Ответ готтентота потерялся в пушечном грохоте, разрывающем барабанные перепонки. Следом полыхнула ослепительная молния, ярко высветив незабываемую картину: Ян Черут в чем мать родила приплясывал на одной ноге, размахивая другой, к подошве которой прилип раскаленный уголек из разворошенного костра. Отчаянные проклятия тонули в раскатах грома, а искаженное лицо напоминало о химерах собора Нотр‑Дам. Затем снова обрушилась непроглядная тьма, и с неба хлынул дождь.
Ливень низринулся косыми, почти горизонтальными, потоками, словно лезвие косы, наполняя воздух водой, в которой люди захлебывались и кашляли, как утопающие. Свистящие струи хлестали по обнаженным телам, обжигая кожу, как заряд соли, выпущенный из дробовика.

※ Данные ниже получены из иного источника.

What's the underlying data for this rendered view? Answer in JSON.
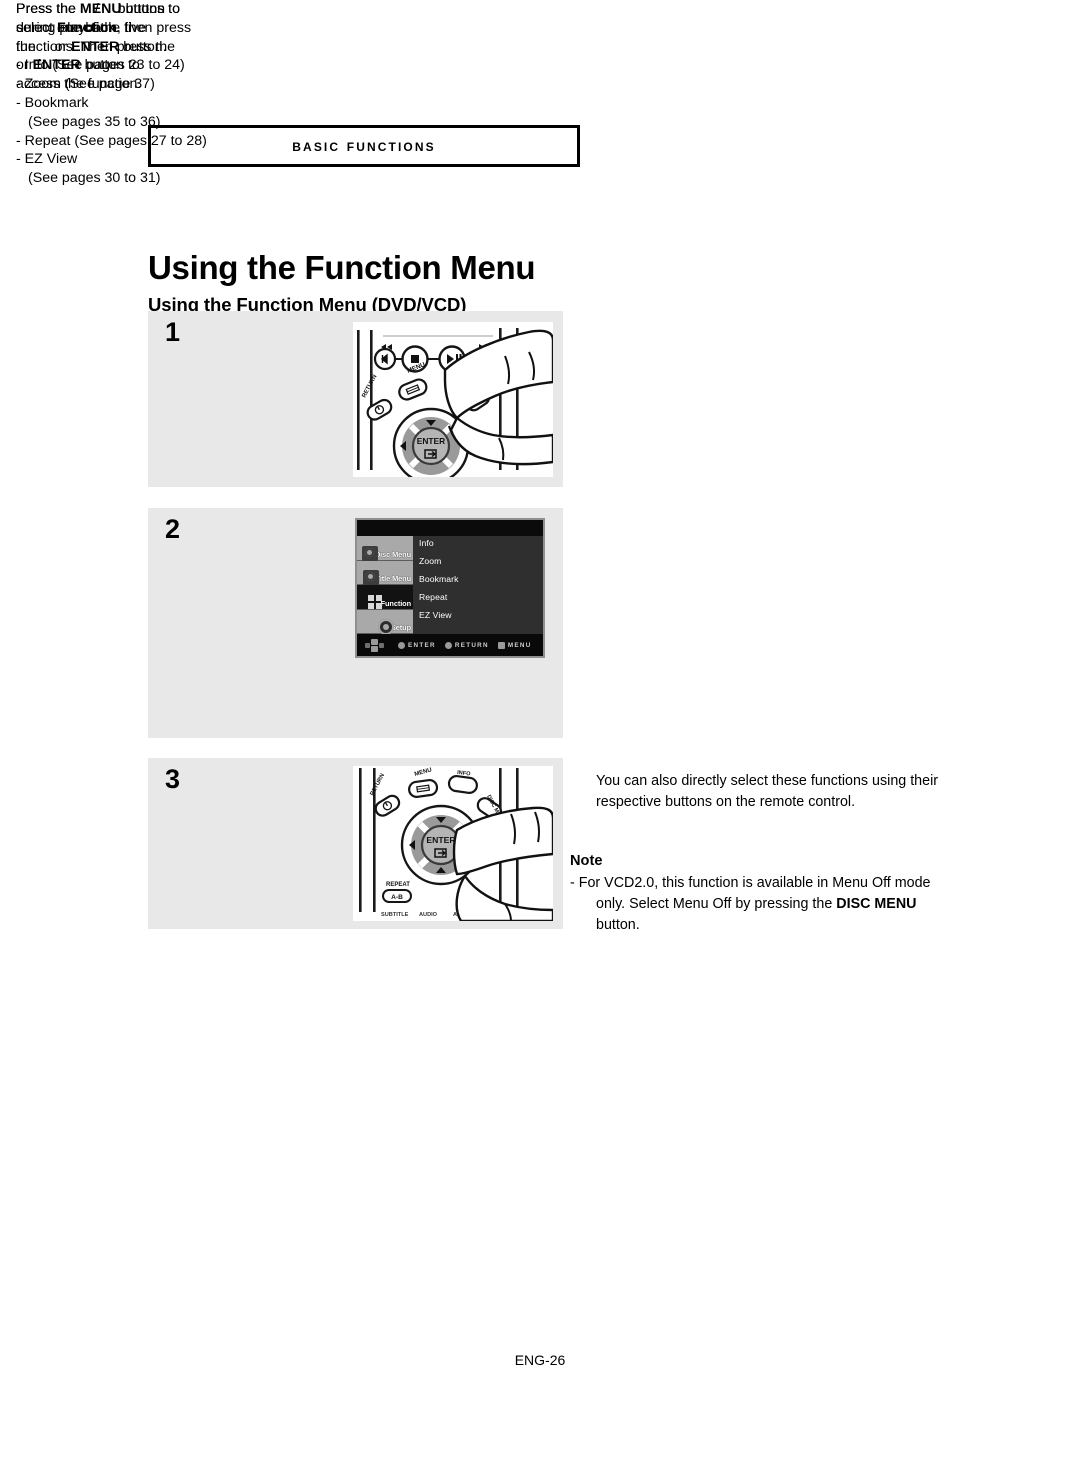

Трясясь от холода, люди прижимались друг к другу, судорожно натягивая на голову вымокшие меховые одеяла, которые источали запах мокрой псины. Так, сбившись в кучу под серебристыми струями дождя, они встретили холодную серую зарю. Налитое свинцовой тяжестью небо провисало, как брюхо беременной свиньи. Разметанные ветром останки лагеря по щиколотку залило водой, в которой плавало намокшее снаряжение. Навесы и хижины обрушились, лагерный костер превратился в черную лужу, и вновь развести его нечего было и думать. Пришлось оставить всякую надежду на горячую пищу или хоть малую толику тепла.